One of the reasons the number is increasing is that public intellectuals are really pundits. They're the pundits of the educated classes, the pundits of the highbrow and the upper-middlebrow populations, if you will. And the moment you say they're pundits, then you can start comparing them to other pundits, of which we have lots. And there are middlebrow pundits and there are lower-brow pundits, there are serious pundits, there are not-so-serious pundits.
Some of the columnists in the newspapers and the tabloid press who are not journalists with a PhD are public intellectuals. There are pundits who are satirical commentators, there are a significant number of people who get their political news from Leno and Letterman. And, of course, the pollsters don't really understand this, because what Leno and Letterman supply is a satirical take on the news.Most public intellectuals function as quote-suppliers to legitimize the media. Two or three times a week, I get called by journalists and asked whether I will deliver myself of a sociological quote to accompany his or her article, to legitimate, in a sense, the generalizations that journalists make and have to make, because they've got two-hour deadlines. Which means that while there are few public intellectuals who are self-selected, most of us get selected anyway. You know, if no journalist calls for a quote, then I'm not a public intellectual; I just sit there writing my books and teaching classes.
I did a book on the news media and hung out at Newsweek and the other magazines. And at Newsweek, they had something they called an island, right in the main editorial room. On the island were names of people who would now be called public intellectuals, the people whom Newsweek quoted. And the rules were--and this is a bit like Survivor--every so often people would be kicked off the island. Because the editors thought, and probably rightly, that we as readers were going to get tired of this group of public intellectuals. So a new group was brought in to provide the quotes. And then they were kicked off.
The public intellectuals come in two types, however. First there are the ones that everyone has been talking about, the generalists, the pundits, as I think of them; and second are the disciplinary public intellectuals. The public sociologists, the public economists, the public humanists--public, plus a discipline. And these are the people who apply the ideas from their own disciplines to a general topic. And again, to some extent, this is what I do when I'm a quote-supplier, and I'm sure my fellow panelists are all functioning as quote-suppliers too.

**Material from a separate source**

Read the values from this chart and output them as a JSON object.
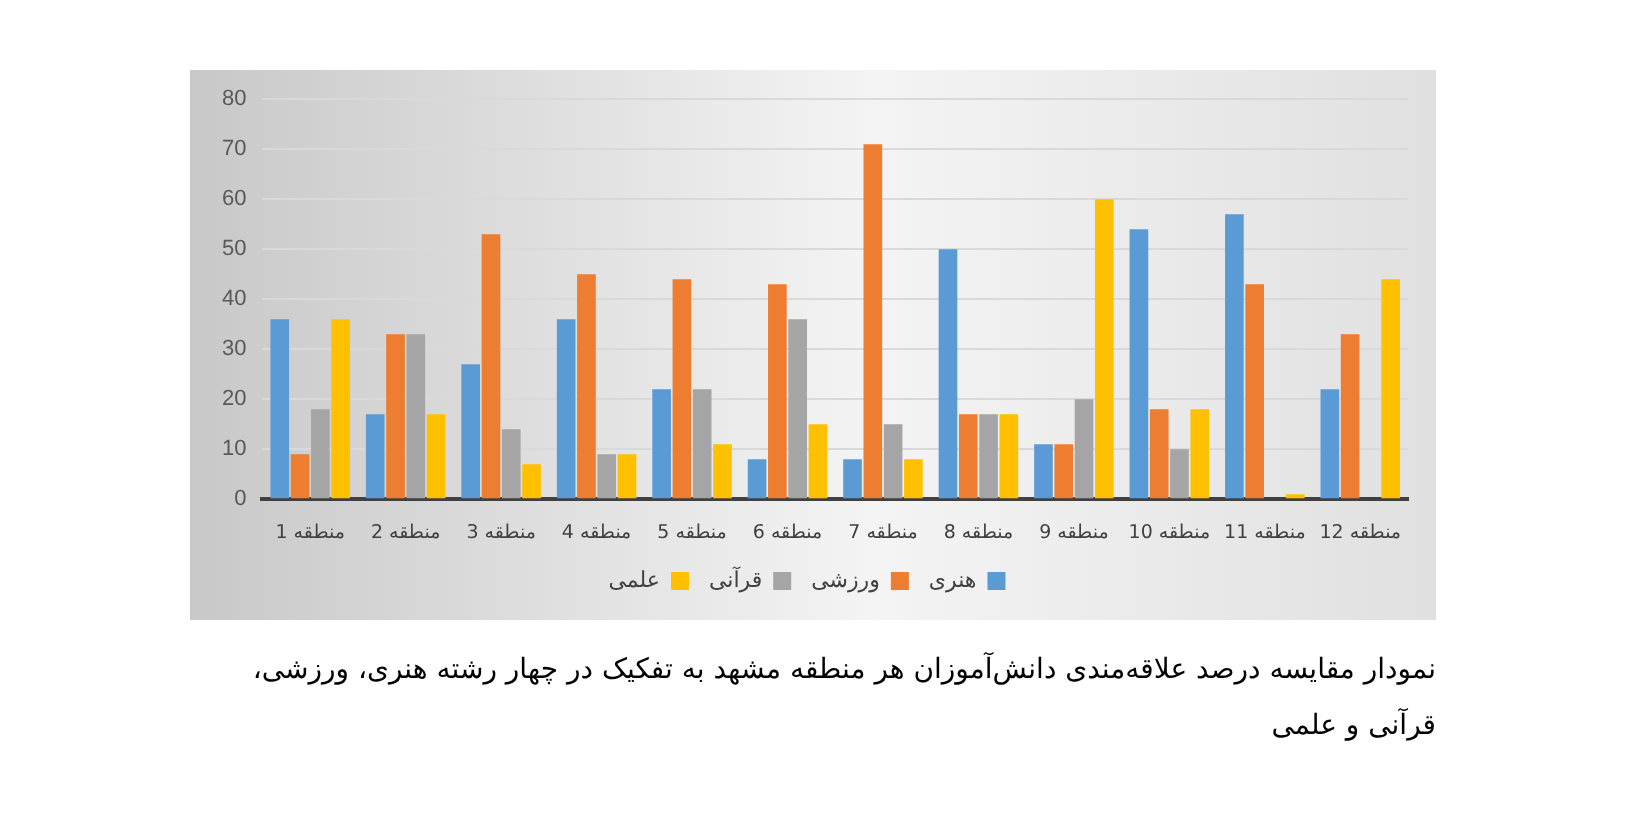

But the disciplinary public intellectuals show that their disciplinary insights and their skills can add something original to the public debate. That, in other words, social scientists and humanists can indeed grapple with the issues and the problems of the real world. The disciplinary public intellectuals, like other public intellectuals, have to write in clear English. This is a rarity in the academy, unfortunately--which makes disciplinary public intellectuals especially useful. And they demonstrate the public usefulness of their disciplines, which is important in one sense, because we all live off public funds, directly or indirectly, and we need to be able to account every so often that we're doing something useful for taxpayers. I cannot imagine there are very many legislators in this country who would consider an article in an academic journal as proof that we're doing something useful or proof that we're entitled to some share of the public budget.
Disciplinary public intellectuals are useful in another way, too: They are beloved by their employers, because they get these employers publicity. My university has a professionally run clipping service, and every time Columbia University is mentioned, somebody clips and files the story. And so every time somebody quotes me I say, "Be sure to mention Columbia University," because I want to make my employers happy, even though I do have tenure. Because, if they get publicity, they think they're getting prestige, and if they get prestige, that may help them get students or grant money.
There are a number of hypotheses on this; I'm not sure any of them are true-- whether quote-supplying provides prestige, or prestige helps to get good students, whether good students help to get grant money. There is a spiral here that may crash. But meanwhile, they think that if we're getting them publicity, we're being useful. And, of course, public social scientists and those in the humanities are, in some respects, in short supply, in part because their colleagues stigmatize them as popularizers. (They don't call them journalists, which is a dirty word in the ivory tower.)
It's also fair to say that in the newsrooms, "academic" is a dirty word. If you've ever paid attention, journalists always cite "the professor," and it doesn't matter who it is, and it doesn't even matter if they're friends of the professor. But it's always "the professor," which is a marvelous way of dehumanizing us professors. So there's this love/hate relationship between journalists and academics that's at work here. All of which means, yes, of course, it does take a bit of courage to be a public intellectual or a disciplinary public intellectual. If you turn your back on the mainstream of the academy, that's the way you get a knife in your back, at times.